INDIVIDUALIZATION VS CONNECTION
WOW! Reading these chapters really brought back some memories of my own struggles and risk-taking behaviors of my adolescence. I remembered my own journey of “struggling to find a balance between individuality and connection drives adolescent identity experimentation and the fleeting passions that often accompany it” (pg 22).
While reading I flipped back and forth to figure 2.1 on page 28. At first when I saw the visual I was not sure what the four boxes meant. As I read though I tried to identify my own crisis/non crisis and commitments/non commitment periods of my adolescence. I also identified some of my students. I work with a span of grade 6 to grade 8 and I can really see some of my seventh and eighth grade students “explore(ing) roles and beliefs, behaviors and relationships” (pg 36). Again the pattern of a journey came up, “an achieved identity status does not represent the conclusion of the identity constructing process; rather, it is a waypoint in the individual's life long journey of understanding and constructing the self” (pg 38). I liked how Nakkula pointed out that both students and teachers are both constructing our identities and how it is a process that is “ever-evolving” (pg 26). It is a journey that begins mostly in adolescence and continues through-out life. Adolescents are just experience it for the first time, and it can be overwhelming at times and we (teachers, adults, etc) need to be there for adolescence and help them along the journey on construct “healthy understanding with them, not for them” (pg 33). Adolescents must learn how to take calculated risks, as Lightfoot says “high-risk behavior is common and deeply meaningful” (pg 44), but as the adults in the school we need to help provided experience and risks that challenge our adolescent students.

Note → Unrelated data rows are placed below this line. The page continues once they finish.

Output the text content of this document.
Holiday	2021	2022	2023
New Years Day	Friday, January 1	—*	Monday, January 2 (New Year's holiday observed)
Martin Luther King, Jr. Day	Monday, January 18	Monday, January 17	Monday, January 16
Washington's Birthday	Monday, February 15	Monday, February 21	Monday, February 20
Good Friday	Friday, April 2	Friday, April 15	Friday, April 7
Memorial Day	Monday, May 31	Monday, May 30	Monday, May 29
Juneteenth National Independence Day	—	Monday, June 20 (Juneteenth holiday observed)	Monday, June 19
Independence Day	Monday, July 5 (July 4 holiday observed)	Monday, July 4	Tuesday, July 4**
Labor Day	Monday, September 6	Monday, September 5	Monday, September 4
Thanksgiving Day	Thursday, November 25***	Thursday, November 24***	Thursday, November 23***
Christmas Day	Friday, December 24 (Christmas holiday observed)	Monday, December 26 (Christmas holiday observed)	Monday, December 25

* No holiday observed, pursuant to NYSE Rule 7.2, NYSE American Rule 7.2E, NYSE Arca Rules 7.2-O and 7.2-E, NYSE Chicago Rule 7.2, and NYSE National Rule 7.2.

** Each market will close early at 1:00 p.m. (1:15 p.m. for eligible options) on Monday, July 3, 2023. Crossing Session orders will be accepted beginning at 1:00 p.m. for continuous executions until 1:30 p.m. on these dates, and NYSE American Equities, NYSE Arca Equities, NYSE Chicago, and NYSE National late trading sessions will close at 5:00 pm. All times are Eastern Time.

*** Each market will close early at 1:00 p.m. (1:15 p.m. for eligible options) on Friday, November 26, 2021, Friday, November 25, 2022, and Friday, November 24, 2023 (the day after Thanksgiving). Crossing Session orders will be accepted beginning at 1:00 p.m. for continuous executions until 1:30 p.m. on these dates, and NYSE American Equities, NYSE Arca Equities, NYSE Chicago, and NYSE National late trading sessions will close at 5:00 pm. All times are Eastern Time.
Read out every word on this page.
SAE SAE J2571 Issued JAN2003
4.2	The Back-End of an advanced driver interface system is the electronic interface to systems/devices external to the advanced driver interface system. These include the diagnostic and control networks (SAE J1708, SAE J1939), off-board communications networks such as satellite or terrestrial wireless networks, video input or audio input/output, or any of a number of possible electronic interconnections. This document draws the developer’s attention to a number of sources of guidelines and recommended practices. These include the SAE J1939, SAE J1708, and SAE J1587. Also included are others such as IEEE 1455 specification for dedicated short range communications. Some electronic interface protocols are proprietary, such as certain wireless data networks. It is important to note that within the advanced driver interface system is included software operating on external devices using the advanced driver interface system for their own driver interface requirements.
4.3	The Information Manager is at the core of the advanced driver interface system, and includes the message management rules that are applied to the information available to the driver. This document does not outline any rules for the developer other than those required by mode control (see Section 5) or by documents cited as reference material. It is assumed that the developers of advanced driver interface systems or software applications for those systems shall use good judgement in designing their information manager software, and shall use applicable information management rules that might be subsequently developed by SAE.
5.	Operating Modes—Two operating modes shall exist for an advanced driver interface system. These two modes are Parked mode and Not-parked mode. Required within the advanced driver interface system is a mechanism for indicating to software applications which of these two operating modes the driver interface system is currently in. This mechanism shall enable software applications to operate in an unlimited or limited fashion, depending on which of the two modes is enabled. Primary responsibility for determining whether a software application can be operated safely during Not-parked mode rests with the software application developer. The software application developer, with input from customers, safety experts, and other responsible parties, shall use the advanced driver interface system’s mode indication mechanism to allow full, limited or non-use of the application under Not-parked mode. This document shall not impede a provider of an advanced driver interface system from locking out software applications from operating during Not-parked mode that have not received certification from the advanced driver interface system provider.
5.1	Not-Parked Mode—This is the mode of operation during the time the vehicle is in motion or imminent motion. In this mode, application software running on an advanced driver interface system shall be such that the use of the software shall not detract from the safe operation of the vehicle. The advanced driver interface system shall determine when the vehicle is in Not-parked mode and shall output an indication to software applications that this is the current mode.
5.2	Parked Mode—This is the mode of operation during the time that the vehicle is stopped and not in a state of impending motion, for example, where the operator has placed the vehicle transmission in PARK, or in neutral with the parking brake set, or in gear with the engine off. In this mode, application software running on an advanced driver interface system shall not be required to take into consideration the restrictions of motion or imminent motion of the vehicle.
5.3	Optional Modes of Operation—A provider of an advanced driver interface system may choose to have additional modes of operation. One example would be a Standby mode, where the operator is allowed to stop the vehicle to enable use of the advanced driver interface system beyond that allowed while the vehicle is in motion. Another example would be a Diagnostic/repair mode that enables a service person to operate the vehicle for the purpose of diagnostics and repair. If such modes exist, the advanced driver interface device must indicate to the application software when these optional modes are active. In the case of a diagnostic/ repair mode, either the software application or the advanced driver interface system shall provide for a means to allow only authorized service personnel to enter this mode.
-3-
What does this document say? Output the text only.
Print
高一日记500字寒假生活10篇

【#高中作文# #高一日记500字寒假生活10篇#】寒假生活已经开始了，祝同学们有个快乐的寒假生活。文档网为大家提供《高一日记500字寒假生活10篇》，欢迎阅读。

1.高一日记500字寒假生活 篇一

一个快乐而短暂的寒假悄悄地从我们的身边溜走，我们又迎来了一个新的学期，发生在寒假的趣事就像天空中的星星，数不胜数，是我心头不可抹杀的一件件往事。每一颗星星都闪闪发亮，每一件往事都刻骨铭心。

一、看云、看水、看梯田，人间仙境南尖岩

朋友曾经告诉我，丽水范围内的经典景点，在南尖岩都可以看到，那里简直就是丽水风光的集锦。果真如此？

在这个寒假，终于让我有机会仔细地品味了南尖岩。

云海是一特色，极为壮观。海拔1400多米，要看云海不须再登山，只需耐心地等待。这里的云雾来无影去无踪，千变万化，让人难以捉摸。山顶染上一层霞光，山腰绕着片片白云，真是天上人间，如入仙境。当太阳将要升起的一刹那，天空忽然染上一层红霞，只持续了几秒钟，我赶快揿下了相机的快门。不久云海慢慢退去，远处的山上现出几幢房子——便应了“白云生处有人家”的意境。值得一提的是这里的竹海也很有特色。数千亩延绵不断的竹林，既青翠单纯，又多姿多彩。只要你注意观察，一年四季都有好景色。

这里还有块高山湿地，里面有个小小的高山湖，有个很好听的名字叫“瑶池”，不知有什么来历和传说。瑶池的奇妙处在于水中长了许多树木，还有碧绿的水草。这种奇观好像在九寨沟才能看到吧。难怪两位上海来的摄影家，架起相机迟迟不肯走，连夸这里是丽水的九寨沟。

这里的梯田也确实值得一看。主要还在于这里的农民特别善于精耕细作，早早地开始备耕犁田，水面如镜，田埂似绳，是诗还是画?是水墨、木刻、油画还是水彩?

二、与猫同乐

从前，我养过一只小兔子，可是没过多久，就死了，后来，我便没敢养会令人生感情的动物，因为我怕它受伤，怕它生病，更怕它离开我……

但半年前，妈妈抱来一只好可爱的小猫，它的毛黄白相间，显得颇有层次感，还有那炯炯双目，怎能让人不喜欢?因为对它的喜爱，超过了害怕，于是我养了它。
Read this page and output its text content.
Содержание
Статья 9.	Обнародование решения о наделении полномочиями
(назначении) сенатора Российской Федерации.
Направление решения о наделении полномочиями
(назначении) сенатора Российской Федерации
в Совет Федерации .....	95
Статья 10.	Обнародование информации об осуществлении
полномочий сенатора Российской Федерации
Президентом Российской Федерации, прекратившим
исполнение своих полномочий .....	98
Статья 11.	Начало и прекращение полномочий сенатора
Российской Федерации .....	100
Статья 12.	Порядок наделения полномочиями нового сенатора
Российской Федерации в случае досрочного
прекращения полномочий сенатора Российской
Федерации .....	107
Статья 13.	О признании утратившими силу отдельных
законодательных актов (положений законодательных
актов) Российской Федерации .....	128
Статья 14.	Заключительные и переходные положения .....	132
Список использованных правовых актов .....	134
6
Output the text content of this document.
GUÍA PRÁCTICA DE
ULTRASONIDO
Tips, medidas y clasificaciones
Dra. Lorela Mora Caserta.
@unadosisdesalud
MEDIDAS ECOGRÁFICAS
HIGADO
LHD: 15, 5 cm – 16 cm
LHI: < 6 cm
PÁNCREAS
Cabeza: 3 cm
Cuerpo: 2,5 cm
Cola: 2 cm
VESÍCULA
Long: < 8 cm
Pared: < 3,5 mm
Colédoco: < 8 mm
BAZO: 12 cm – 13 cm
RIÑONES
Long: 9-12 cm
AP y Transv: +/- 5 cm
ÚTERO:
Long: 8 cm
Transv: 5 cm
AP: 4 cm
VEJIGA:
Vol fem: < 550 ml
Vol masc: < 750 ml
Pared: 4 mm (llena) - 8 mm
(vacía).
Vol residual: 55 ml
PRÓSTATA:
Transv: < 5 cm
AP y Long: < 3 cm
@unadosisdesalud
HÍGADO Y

I wished that we could have a guidance counselor at every school like Mitch Guillermo, with a 1 to 10 student ratio or less! The attention to Julian's individuality and needs was superior, every student could benefit from the activities that Mitch and Julian worked on, but I wonder how often is this the story? To me this was a best-case scenario, I wondered what kind of attention that Antwon received.
I also connected with some of the questioning techniques Guillermo used and Nakkula presented:
- What did it feel like to be like that in that setting?
- What was it like when you were with those people in that place?
- Making a list of various spaces and relationships an adolescent must negotiate each day
- What each of those spaces and people expect you to be?
- How you feel in each of those spaces or with those people?
- Where do you feel safe?
- When do you feel anxious or uneasy?